Aside from the flat tires they had replaced the friction drive wheel but in error forgot to put the chain back on properly so I reconnected the chain and fixed the drive wheels. The auger belt was toast, so I put on a new belt (using some $3 cheapy which in retrospect I probably should have just used a good one from the get go). I filled the tires with air. It ran so we tried using it come winter. My dad had the big tractor snowblower but for lighter snow it was always inconvenient to use the big one.
The problem was it had no power. It idled too low when it was cold and had no power. It would run but barely threw the snow. So in the spring we loaded it in the truck and took it to my Grandpa's house and put it in the barn. I was always convinced it only needed some carb work but never had the time.
This summer I decided to try and get it useable. My wife's old Troy Bilt's pull starter broke off last winter so I just shortened the rope and tied it off in a pinch, since it has no electric start with the short stroke was hard to start it but it got the job done. I was convinced I could fix this thing. Plus the little 5hp Troy wasn't up to the task of a large amount of snow. Clearing the end of th driveway after a heavy snowfall was a major chore for it. So I figured I'd fix this, sell it and buy one for my tractor. We had to push it up the loading ramps to the truck though because the tires were flat and it had no gas. I took it back to my house. Since I had drained the gas it actually started when refilled after replacing part of the gas line. I disassembled the carb, cleaned it out, replaced the o-ring, put it back together and adjusted it until it ran. It ran good, had great compression, burned no oil. The belt, which was a cheapy wasn't so hot by this point I replaced it with a heavy duty one and slapped it back together and tried to sell it.
My street has moderate to low traffic at best, the fall was warm. I'd be driving it out to the street and chaining it to a tree on my days off. No one seemed interested. The weather got colder and they started forecasting lake effect so I'm like "the heck with it, if no one wants it I'll just use it myself" because I was convinced I had this thing running good. I'd by then have to go buy the snowblower for my tractor, bring it home, unload it from the truck remove the lawnmower, install the snowblower which was a lot of work for a short period of time. I even gave the thing the nickname of "The Beast". At the least at the time it saved me $1000 because I never bought a snowblower for my tractor and technically saved me the time of going to get it and installing it.
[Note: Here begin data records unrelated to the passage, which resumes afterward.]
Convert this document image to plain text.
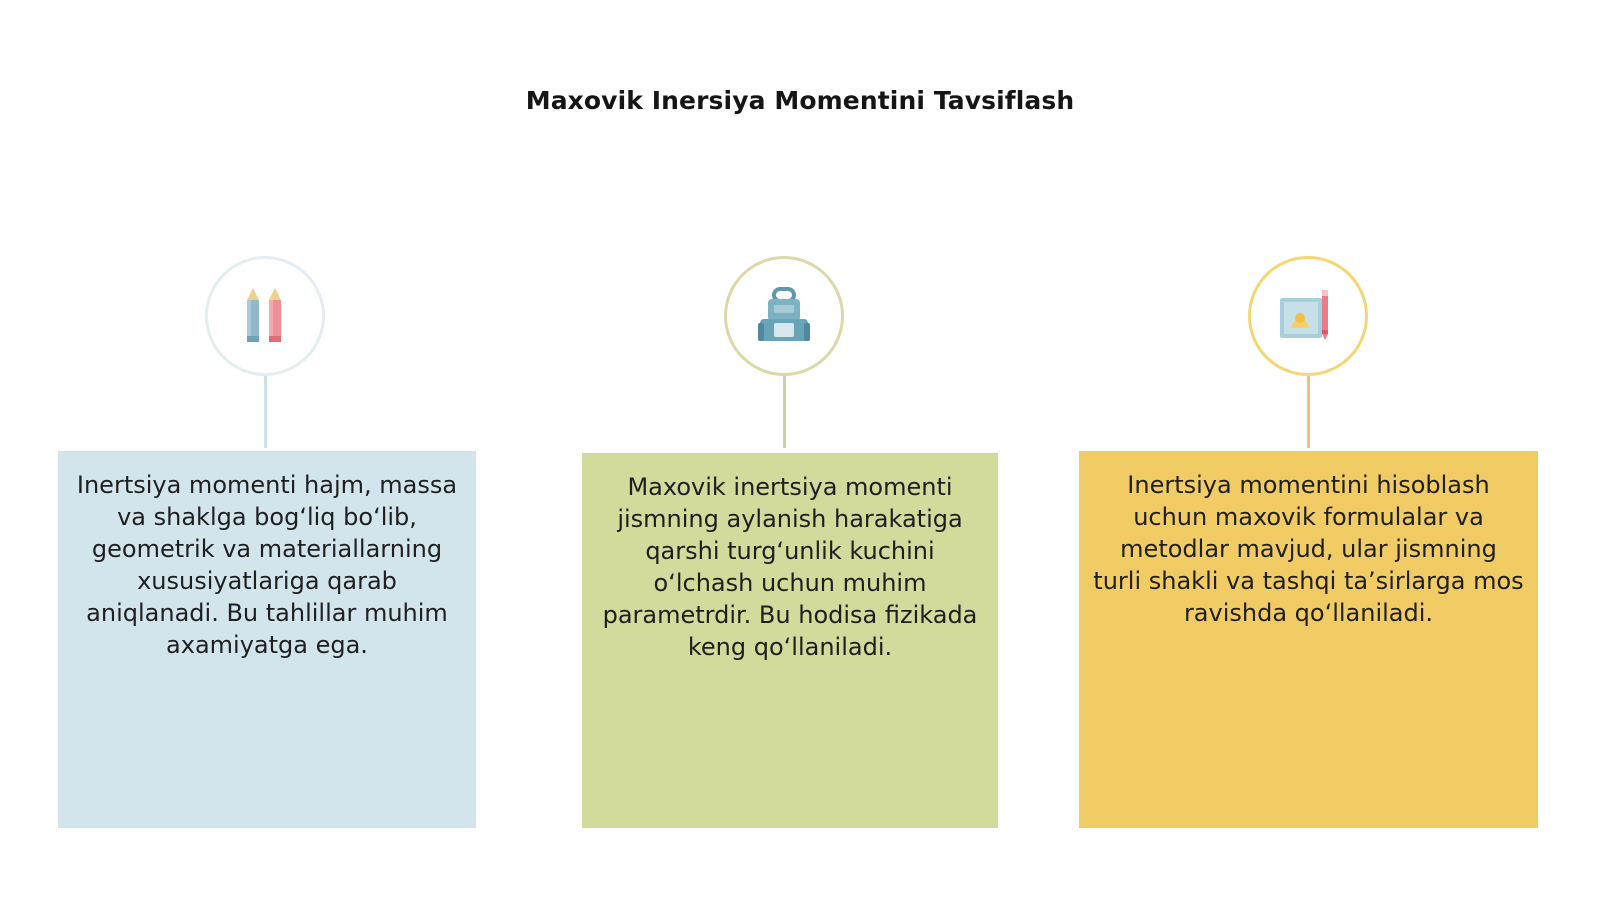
Maxovik Inersiya Momentini Tavsiflash
Inertsiya momenti hajm, massa va shaklga bog‘liq bo‘lib, geometrik va materiallarning xususiyatlariga qarab aniqlanadi. Bu tahlillar muhim axamiyatga ega.
Maxovik inertsiya momenti jismning aylanish harakatiga qarshi turg‘unlik kuchini o‘lchash uchun muhim parametrdir. Bu hodisa fizikada keng qo‘llaniladi.
Inertsiya momentini hisoblash uchun maxovik formulalar va metodlar mavjud, ular jismning turli shakli va tashqi ta’sirlarga mos ravishda qo‘llaniladi.
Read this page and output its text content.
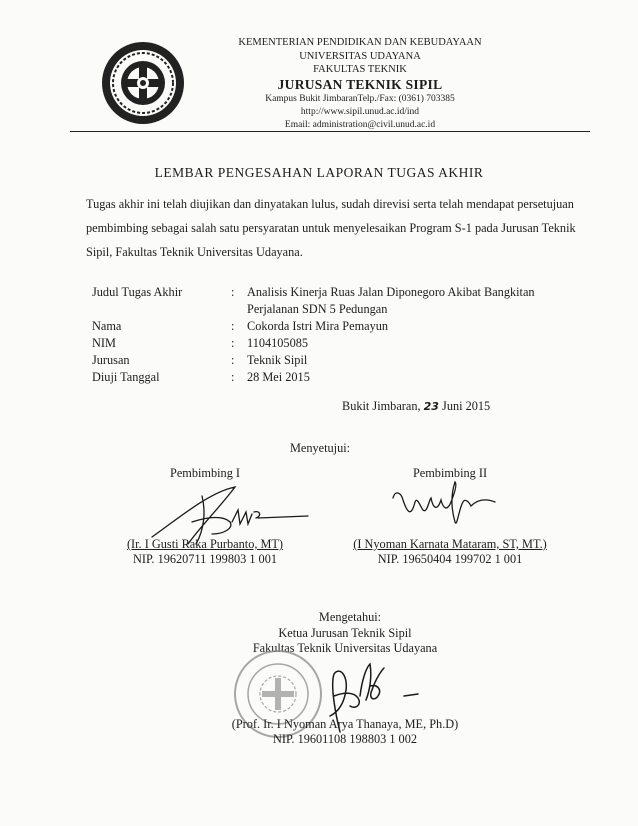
KEMENTERIAN PENDIDIKAN DAN KEBUDAYAAN
UNIVERSITAS UDAYANA
FAKULTAS TEKNIK
JURUSAN TEKNIK SIPIL
Kampus Bukit JimbaranTelp./Fax: (0361) 703385
http://www.sipil.unud.ac.id/ind
Email: administration@civil.unud.ac.id
LEMBAR PENGESAHAN LAPORAN TUGAS AKHIR
Tugas akhir ini telah diujikan dan dinyatakan lulus, sudah direvisi serta telah mendapat persetujuan pembimbing sebagai salah satu persyaratan untuk menyelesaikan Program S-1 pada Jurusan Teknik Sipil, Fakultas Teknik Universitas Udayana.
Judul Tugas Akhir	: Analisis Kinerja Ruas Jalan Diponegoro Akibat Bangkitan
Perjalanan SDN 5 Pedungan
Nama	: Cokorda Istri Mira Pemayun
NIM	: 1104105085
Jurusan	: Teknik Sipil
Diuji Tanggal	: 28 Mei 2015
Bukit Jimbaran, 23 Juni 2015
Menyetujui:
Pembimbing I
(Ir. I Gusti Raka Purbanto, MT)
NIP. 19620711 199803 1 001
Pembimbing II
(I Nyoman Karnata Mataram, ST, MT.)
NIP. 19650404 199702 1 001
Mengetahui:
Ketua Jurusan Teknik Sipil
Fakultas Teknik Universitas Udayana
(Prof. Ir. I Nyoman Arya Thanaya, ME, Ph.D)
NIP. 19601108 198803 1 002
So I lined it up side by side with the Troy Bilt snowblower in the garage and waited. I started it a couple of times because I was worried about the gas going stale (as I start my generator every couple of weeks for a half an hour or so for the same reason). Has snowed all of once in any amount you'd actually consider blowing it. We got maybe 4 inches of fairly heavy stuff (more than you'd like to shovel by hand) which I used to tune the under load idle, for which the thing ran fine and threw what was some pretty heavy snow. Parked it in the garage again. About a week and a half later later they start forecasting this huge storm (which never materialized) so I took it out before it hit and started it to make sure it would start, after getting to the point where it would normally be warm it died which is where the above happened.
I don't mind tinkering with these things. I don't really trust the Chinese snowblower engines quite yet (this is maybe the second really solid year of them on the market). I was worried that either the magneto or points/condesner (never pulled it apart to that degree or researched what it used) was toast, which would require major teardown and if I got into that luck would have it there would have been heavy snowfall. Of course in the end it turned out to be a minor issue and there is no snow for Christmas. I guess it all works out well in the end.